As prospectivas globais da humanidade já há mais tempo não estavam sendo vistas tão cor-de-rosa assim, quando de repente aparecerem densas nuvens no horizonte, que, como num golpe, mudaram o cenário totalmente: um novo vírus, a COVID19, espalhando-se rápido e sem dó pela superfície da terra numa pandemia assustadora. Ao lado da crise do aquecimento global e de outros sérios problemas ambientais que estão matando a vida sobre a terra, estamos agora envolvidos numa grave crise sanitária que está matando pessoas humanas e prometendo consequências sociais graves.
Nesta situação de “crise” pandêmica, é urgente agir. Mas é propriamente aqui que emerge uma outra e radical crise: agir em base a quais princípios e valores, e, sobretudo, em base a quais consensos? As tentativas que estão sendo feitas e que devem ser realizadas neste sentido até agora são ainda medrosas e frágeis.
Ocorre urgentemente dilatar uma lógica que possa suscitar um profundo sentido da vida pessoal e uma vasta e global solidariedade social, capazes de inspirar às pessoas individualmente e aos povos uma verdadeira ressignificação da existência humana e uma autêntica equidade nas relações sociais: familiares-comunitárias, locais e globais; dilatar um paradigma que possa dar “alma” à exigência de um verdadeiro sentido de viver e uma autêntica e universal fraternidade, capazes de provocar felicidade pessoal e de unir harmoniosamente, sem encolher as legítimas diversidades, os habitantes da única casa que é o planeta terra.
Neste contexto de crise pandêmica, ressoam com nova e surpreendente atualidade as palavras de Jesus de Nazaré: “Não só de pão vive o homem, mas de toda a Palavra que sai da boca de Deus” (Mt 4,4). Todos, com efeito, precisamos do “pão”, mas interiormente somos sempre movidos por uma “palavra” (um “verbo”, uma “lógica de pensamento e ação”).

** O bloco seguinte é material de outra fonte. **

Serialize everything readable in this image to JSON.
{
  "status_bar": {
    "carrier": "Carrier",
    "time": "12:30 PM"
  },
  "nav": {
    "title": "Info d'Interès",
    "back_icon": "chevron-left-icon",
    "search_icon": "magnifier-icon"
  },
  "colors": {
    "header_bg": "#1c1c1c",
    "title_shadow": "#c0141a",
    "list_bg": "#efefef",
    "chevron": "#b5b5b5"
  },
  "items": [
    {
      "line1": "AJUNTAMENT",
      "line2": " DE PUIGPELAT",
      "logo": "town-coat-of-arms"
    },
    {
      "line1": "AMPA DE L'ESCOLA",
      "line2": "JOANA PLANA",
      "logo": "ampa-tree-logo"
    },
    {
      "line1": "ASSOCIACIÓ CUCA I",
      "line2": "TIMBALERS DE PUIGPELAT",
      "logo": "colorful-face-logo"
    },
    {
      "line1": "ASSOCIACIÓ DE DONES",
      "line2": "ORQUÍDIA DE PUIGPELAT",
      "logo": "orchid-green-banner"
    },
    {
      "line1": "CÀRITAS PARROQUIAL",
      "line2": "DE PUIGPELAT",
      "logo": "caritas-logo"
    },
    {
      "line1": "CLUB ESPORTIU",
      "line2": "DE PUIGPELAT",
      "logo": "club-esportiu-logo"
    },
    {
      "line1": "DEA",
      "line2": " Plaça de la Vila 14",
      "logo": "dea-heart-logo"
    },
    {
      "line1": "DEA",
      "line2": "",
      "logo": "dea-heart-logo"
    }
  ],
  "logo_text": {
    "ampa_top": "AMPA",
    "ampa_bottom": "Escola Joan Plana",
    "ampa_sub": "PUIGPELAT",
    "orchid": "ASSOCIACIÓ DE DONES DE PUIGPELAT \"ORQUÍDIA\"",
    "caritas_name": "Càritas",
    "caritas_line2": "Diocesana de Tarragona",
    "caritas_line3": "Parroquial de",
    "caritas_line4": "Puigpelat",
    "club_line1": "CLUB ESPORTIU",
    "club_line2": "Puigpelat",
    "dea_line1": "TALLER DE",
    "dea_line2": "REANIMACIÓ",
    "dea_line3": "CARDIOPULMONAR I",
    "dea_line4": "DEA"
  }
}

A questão, porém, é: de que “palavra”? Pode ser de emoções do coração ou idéias da mente movidas meramente pelo egoísmo; pode ser de esquemas inspirados pela mentalidade materialista nada favorável a um encontro entre pessoas e culturas; pode ser vozes que saem difusas de dentro de nós impregnadas da cultura do descarte e da morte e por isso nada construtoras de vida. Mas pode, essa “palavra”, ser também - se, com um verdadeiro ato de liberdade, conseguimos fazer silêncio dentro de nós - aquele verbo “amar”, ou seja, aquela lógica de ser, enquanto pessoas, “imagem-semelhança-filiação divina”, e, enquanto sociedade, “comunhão-reciprocidade-fraternidade humana”, por isso pessoas e sociedade espelhos do Deus-Amor. A “palavra” Deus-Amor e a “palavra” humanidade-amor, ambas o grande e autêntico “euangélio” - “Boa-Nova”, precisam ser novamente conjugadas de todos os modos possíveis.

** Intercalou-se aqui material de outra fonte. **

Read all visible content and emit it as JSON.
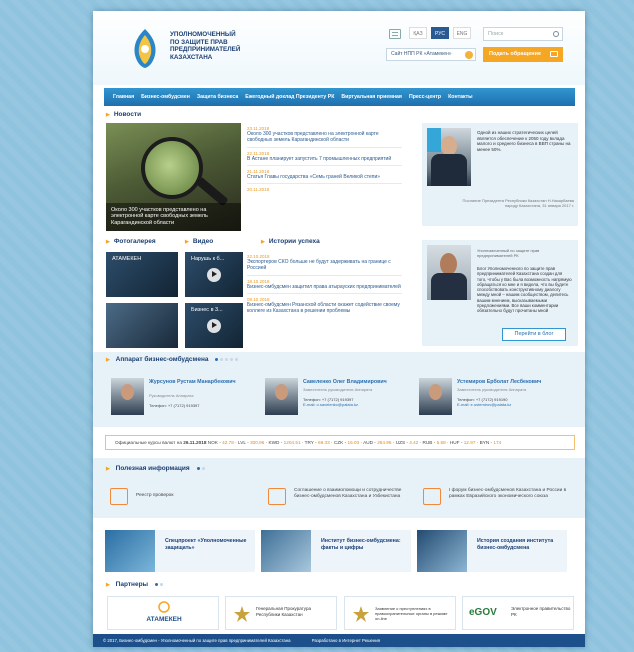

Portanto, trata-se de alimentar a fome da “Palavra”, assim como alimentamos o “pão”; trata-se definitivamente de alimentar a fome da Palavra de Deus, pois ela é a única “Palavra” certa, segura e plena. É o que as verdadeiras religiões devem oferecer neste momento; é o que a Igreja de Cristo tem a oferecer, quer oferecer e precisa oferecer, para, inclusive, ser fiel à sua missão de ser. Ela, Igreja de Cristo, sempre redescobrindo essa missão de ser uma resposta à fome da Palavra de Deus, ajudará a humanidade a reencontrar a esperança tão necessária e indispensável neste atual cenário pandêmico, pois já no século 16 passado, também envolto em tantas crises, se afirmava sem medo de errar: “Se floresce a Palavra de Deus, tudo floresce na família humana”. A “fome” da “Palavra” deve ser alimentada, é questão de vida ou morte!
Dom Jacinto Bergmann, Arcebispo Metropolitano da Igreja Católica de Pelotas.